Sunday, September 22, 2013

Fantastic Fest 2013 Review: COMMANDO - A ONE MAN ARMY - Javi's Take

Directed by: Dilip Ghosh
Written by: Ritesh Shah
Starring: Vidyut Jamwal, Jaideep Alawat, and Pooja Chopra
Synopsis: After an elite soldier is abandoned by the Indian government to be tortured, he vows revenge on the corruption of his country starting with a regional thug with political aspirations.

There is something strange about reviewing international movies. Culturally speaking, there are a lot of nuances that might be strange to foreigner, and without having to dig through some of the cultural zeitgeist, it's difficult to say that something is legitimately a critique or something that is lost in translation. There was that fear going into what would be a personal first, a Bollywood movie. Luckily, COMMANDO - A ONE MAN ARMY, takes as much from 80's action movies as it does with the musicals that seem to be tied to the culture.

The story is typical: a super-skilled commando is abandoned by his country's government due to politics, escapes, vows revenge on the corruption of his country, and winds up getting involved with a local thug trying to marry a gorgeous woman for political purposes. You know, the usual. What sets this movie apart is the intricate dance and action choreography.

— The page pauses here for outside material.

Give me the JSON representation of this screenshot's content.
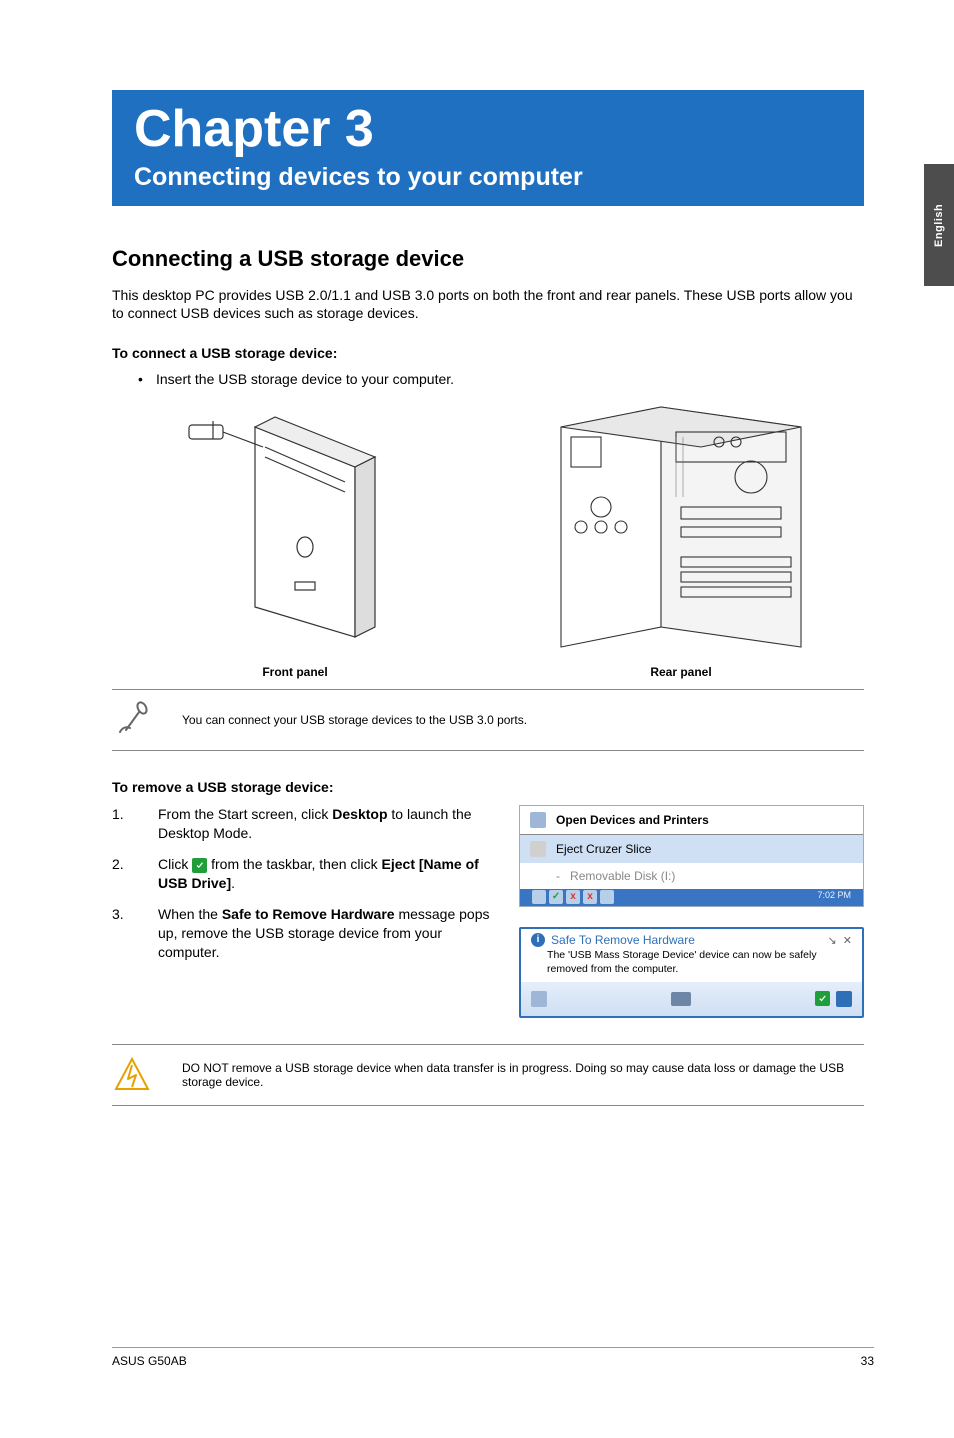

The dance sequences are a fun way to break up the action. In the best dance numbers, it helps drive the story along, and at its worst, it feels like they are there to fill time. But nevertheless, the choreography was amazing. Even though one's knowledge of dance might be limited, it is easy to see that there are constantly shifting styles of dance, and the complexity of the dance numbers is something to be appreciated.

Vidyut Jamwal as Karanvir Dogra is an impressive fighter. The types of stunts that he pulls would make you think that they must have been CGI'd, but the movie states that there was zero stunt double or wire work in the fight scenes. The fights scenes are all done with wide shots where you can clearly see who is hitting who, and you can get a proper sense of place, unlike clumsier Paul Greengrass wanna be movies.

Jamwal does a an amazing job as Dogra with conveying the cool sense of confidence and swag that an old school action hero should have, but he has enough of a personality to crack a joke or a smile while saying catchy one liners. Jaideep Alawat is also fun as hell as the pupil-less (you heard right) villain, A.K. 47, a local thug with political aspirations. A.K. 47 has penchant for dramatically taking off his glasses, receiving bad jokes on his phone and telling it to his posse, and ordering the killing of lots of people. He's a villain you love to hate and want to see defeated.

If there is a detractor, it would be the down time between the fight scenes, especially the ones involving Simrit, Dogra's love interest. These in-between scenes have a tendency of abruptly stopping the action and the flow of the movie. You do get to learn about a lot of the background of Dilekrot, the region the movie takes place in, but it's all exposition. But more troubling is Simrit's arc. When we're introduced to her, she's a defiant and strong lady that wasn't taking anyone's B.S. But after being rescued by Dogra, she turns into a damsel in distress that acts in a very juvenile fashion. She yells at snakes, she pretends to be Dogra and clumsily pretend-fights like a little kid.

COMMANDO - A ONE MAN ARMY feels like a great primer for those wanting to get into more Indian cinema. The movie makes a great entry into the action genre as well as the dance movie genre. This movie will leave with a craving for some great action, and maybe the desire to check out more Indian cinema.